Sid watched the tiny white flakes drift over a Christmas village.

“I’m not sure, yet. I told Shane we’d meet him at the willow over at Denmore Park. We’ll make a plan there.”

* * *

“ARE YOU SERIOUS, MAX?” Jake demanded. “She’s not an abandoned puppy. She’s a grown woman with an abusive husband who’s probably roaming the streets with a shotgun as we speak.”

“He doesn’t have a car,” Max said, knowing his comment would only infuriate Jake.

Jake’s eyes bulged, and he sucked in his cheeks and bit down, his signature trying not to say something he’d regret expression.

“You’ve gotta stop, Max. You’re not the hero, okay? You’re an English teacher at a middle school. You’re playing with fire and you know who’s going to get burned? Mom and Dad. Why would you bring her to their house? Why didn’t you just go to the police?”

Jake was right, but Max’s own anger had arrived at the party, and it wouldn’t be quelled.

“Jake, don’t put your bullshit on me. I get it. You’re stressed having to play domestic dad and all, but the man was ready to cave in her goddamned skull. Would you prefer I left her there to get her brains splattered on the kitchen table?”

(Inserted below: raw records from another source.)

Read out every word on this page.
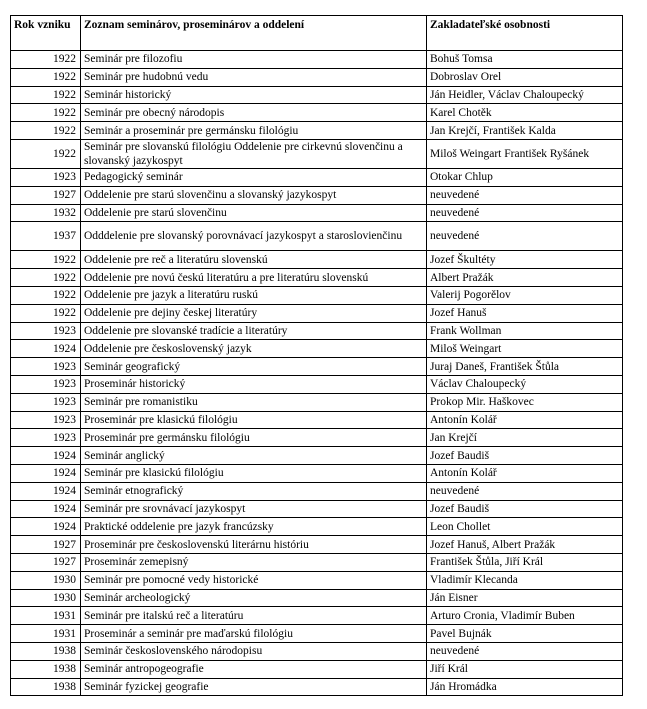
Rok vzniku	Zoznam seminárov, proseminárov a oddelení	Zakladateľské osobnosti
1922	Seminár pre filozofiu	Bohuš Tomsa
1922	Seminár pre hudobnú vedu	Dobroslav Orel
1922	Seminár historický	Ján Heidler, Václav Chaloupecký
1922	Seminár pre obecný národopis	Karel Chotěk
1922	Seminár a proseminár pre germánsku filológiu	Jan Krejčí, František Kalda
1922	Seminár pre slovanskú filológiu Oddelenie pre cirkevnú slovenčinu a slovanský jazykospyt	Miloš Weingart František Ryšánek
1923	Pedagogický seminár	Otokar Chlup
1927	Oddelenie pre starú slovenčinu a slovanský jazykospyt	neuvedené
1932	Oddelenie pre starú slovenčinu	neuvedené
1937	Odddelenie pre slovanský porovnávací jazykospyt a staroslovienčinu	neuvedené
1922	Oddelenie pre reč a literatúru slovenskú	Jozef Škultéty
1922	Oddelenie pre novú českú literatúru a pre literatúru slovenskú	Albert Pražák
1922	Oddelenie pre jazyk a literatúru ruskú	Valerij Pogorělov
1922	Oddelenie pre dejiny českej literatúry	Jozef Hanuš
1923	Oddelenie pre slovanské tradície a literatúry	Frank Wollman
1924	Oddelenie pre československý jazyk	Miloš Weingart
1923	Seminár geografický	Juraj Daneš, František Štůla
1923	Proseminár historický	Václav Chaloupecký
1923	Seminár pre romanistiku	Prokop Mir. Haškovec
1923	Proseminár pre klasickú filológiu	Antonín Kolář
1923	Proseminár pre germánsku filológiu	Jan Krejčí
1924	Seminár anglický	Jozef Baudiš
1924	Seminár pre klasickú filológiu	Antonín Kolář
1924	Seminár etnografický	neuvedené
1924	Seminár pre srovnávací jazykospyt	Jozef Baudiš
1924	Praktické oddelenie pre jazyk francúzsky	Leon Chollet
1927	Proseminár pre československú literárnu históriu	Jozef Hanuš, Albert Pražák
1927	Proseminár zemepisný	František Štůla, Jiří Král
1930	Seminár pre pomocné vedy historické	Vladimír Klecanda
1930	Seminár archeologický	Ján Eisner
1931	Seminár pre italskú reč a literatúru	Arturo Cronia, Vladimír Buben
1931	Proseminár a seminár pre maďarskú filológiu	Pavel Bujnák
1938	Seminár československého národopisu	neuvedené
1938	Seminár antropogeografie	Jiří Král
1938	Seminár fyzickej geografie	Ján Hromádka
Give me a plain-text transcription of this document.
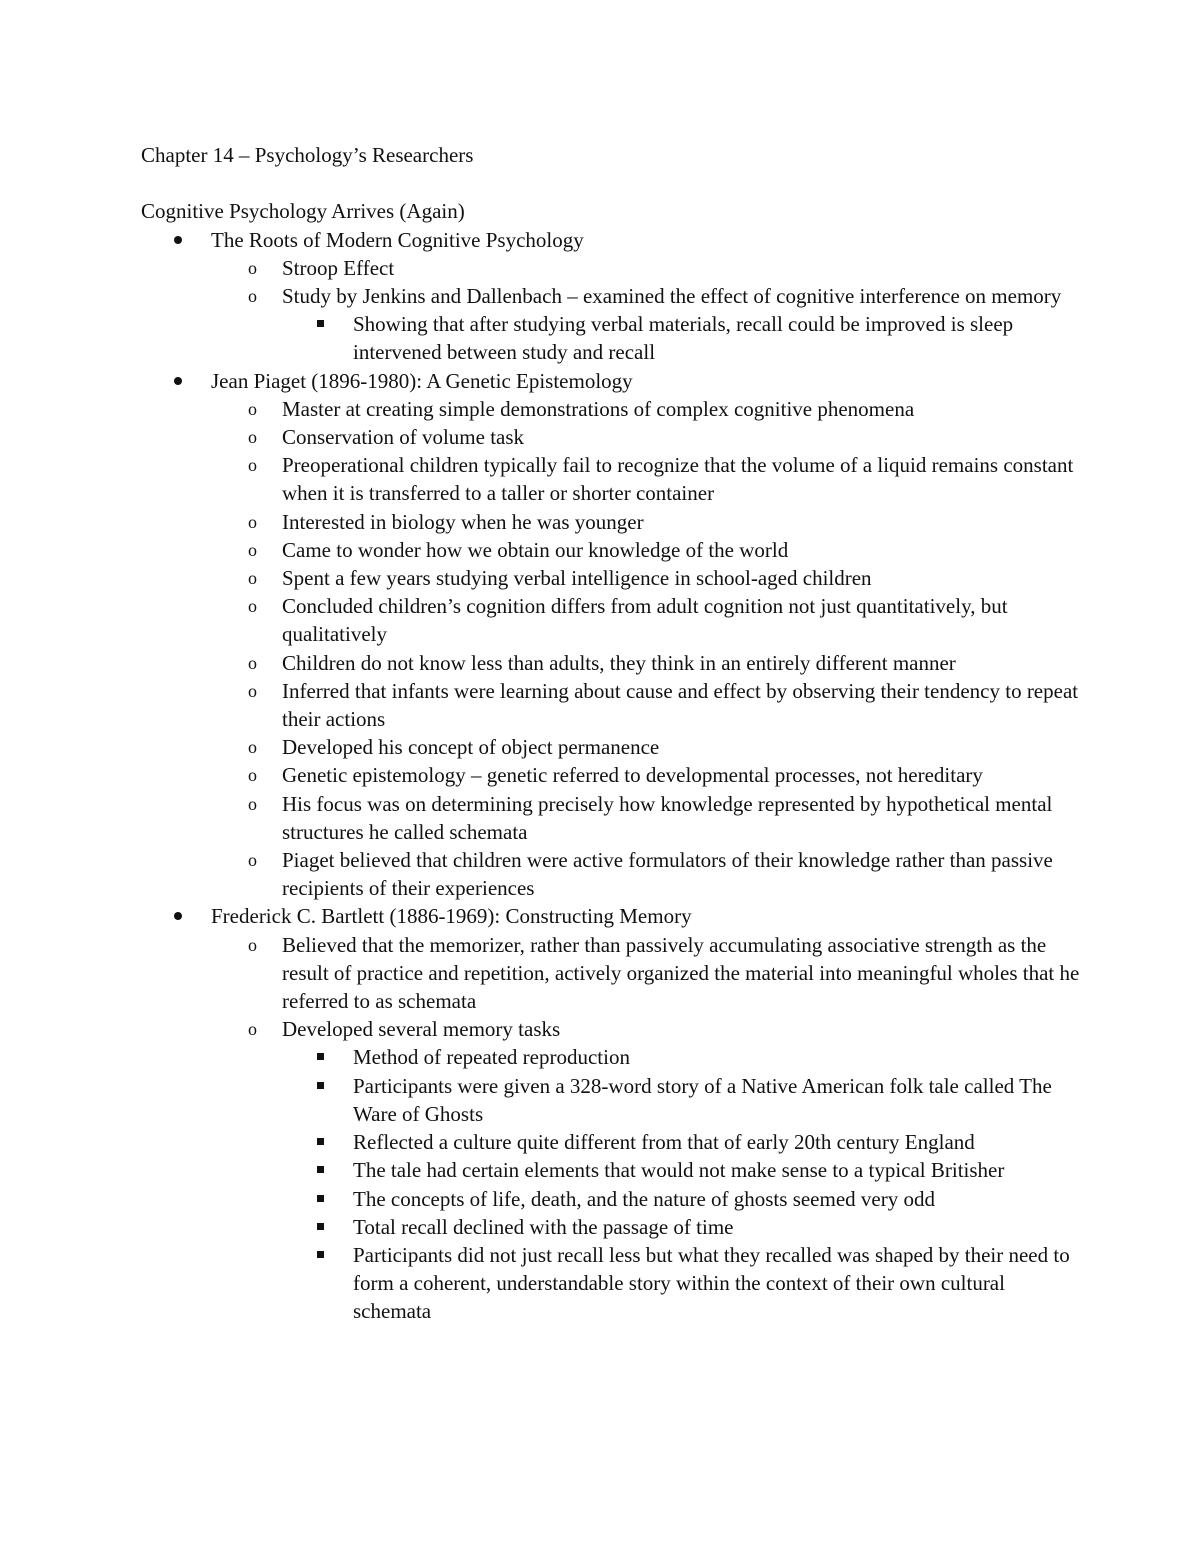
Chapter 14 – Psychology’s Researchers

Cognitive Psychology Arrives (Again)

The Roots of Modern Cognitive Psychology
o Stroop Effect
o Study by Jenkins and Dallenbach – examined the effect of cognitive interference on memory
Showing that after studying verbal materials, recall could be improved is sleep intervened between study and recall
Jean Piaget (1896-1980): A Genetic Epistemology
o Master at creating simple demonstrations of complex cognitive phenomena
o Conservation of volume task
o Preoperational children typically fail to recognize that the volume of a liquid remains constant when it is transferred to a taller or shorter container
o Interested in biology when he was younger
o Came to wonder how we obtain our knowledge of the world
o Spent a few years studying verbal intelligence in school-aged children
o Concluded children’s cognition differs from adult cognition not just quantitatively, but qualitatively
o Children do not know less than adults, they think in an entirely different manner
o Inferred that infants were learning about cause and effect by observing their tendency to repeat their actions
o Developed his concept of object permanence
o Genetic epistemology – genetic referred to developmental processes, not hereditary
o His focus was on determining precisely how knowledge represented by hypothetical mental structures he called schemata
o Piaget believed that children were active formulators of their knowledge rather than passive recipients of their experiences
Frederick C. Bartlett (1886-1969): Constructing Memory
o Believed that the memorizer, rather than passively accumulating associative strength as the result of practice and repetition, actively organized the material into meaningful wholes that he referred to as schemata
o Developed several memory tasks
Method of repeated reproduction
Participants were given a 328-word story of a Native American folk tale called The Ware of Ghosts
Reflected a culture quite different from that of early 20th century England
The tale had certain elements that would not make sense to a typical Britisher
The concepts of life, death, and the nature of ghosts seemed very odd
Total recall declined with the passage of time
Participants did not just recall less but what they recalled was shaped by their need to form a coherent, understandable story within the context of their own cultural schemata
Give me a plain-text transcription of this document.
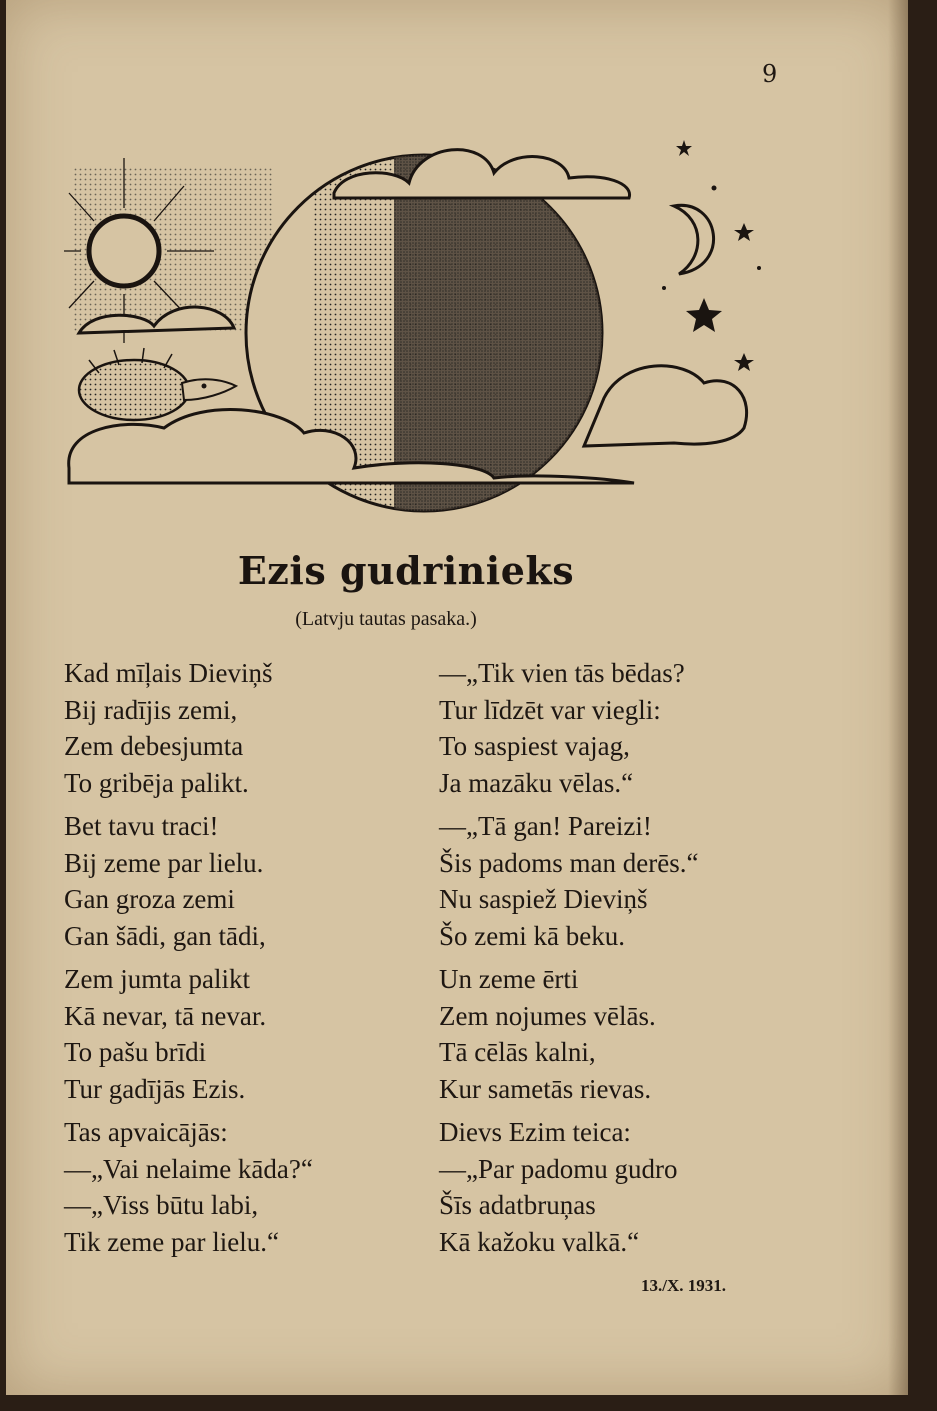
9
Ezis gudrinieks
(Latvju tautas pasaka.)
Kad mīļais Dieviņš
Bij radījis zemi,
Zem debesjumta
To gribēja palikt.
Bet tavu traci!
Bij zeme par lielu.
Gan groza zemi
Gan šādi, gan tādi,
Zem jumta palikt
Kā nevar, tā nevar.
To pašu brīdi
Tur gadījās Ezis.
Tas apvaicājās:
—„Vai nelaime kāda?“
—„Viss būtu labi,
Tik zeme par lielu.“
—„Tik vien tās bēdas?
Tur līdzēt var viegli:
To saspiest vajag,
Ja mazāku vēlas.“
—„Tā gan! Pareizi!
Šis padoms man derēs.“
Nu saspiež Dieviņš
Šo zemi kā beku.
Un zeme ērti
Zem nojumes vēlās.
Tā cēlās kalni,
Kur sametās rievas.
Dievs Ezim teica:
—„Par padomu gudro
Šīs adatbruņas
Kā kažoku valkā.“
13./X. 1931.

“No, Max,” Jake sighed, his anger giving way to disappointment. “I would have preferred you take her to the police and left our parents out of it.”

He said nothing more, but he turned and gazed into the living room, where their parents sat cooing at the baby.

“Hi, Eleanor,” Max grumbled when he noticed her watching from the kitchen.

She gave him a sympathetic smile and a half wave.

Max had taken Joan to a women’s shelter in town after first stopping at the police station so she could file a report against her husband. The officer who took photos of her face seemed busy and distracted, snapping the shots quickly and only half listening as Max and Joan described what had transpired earlier that day.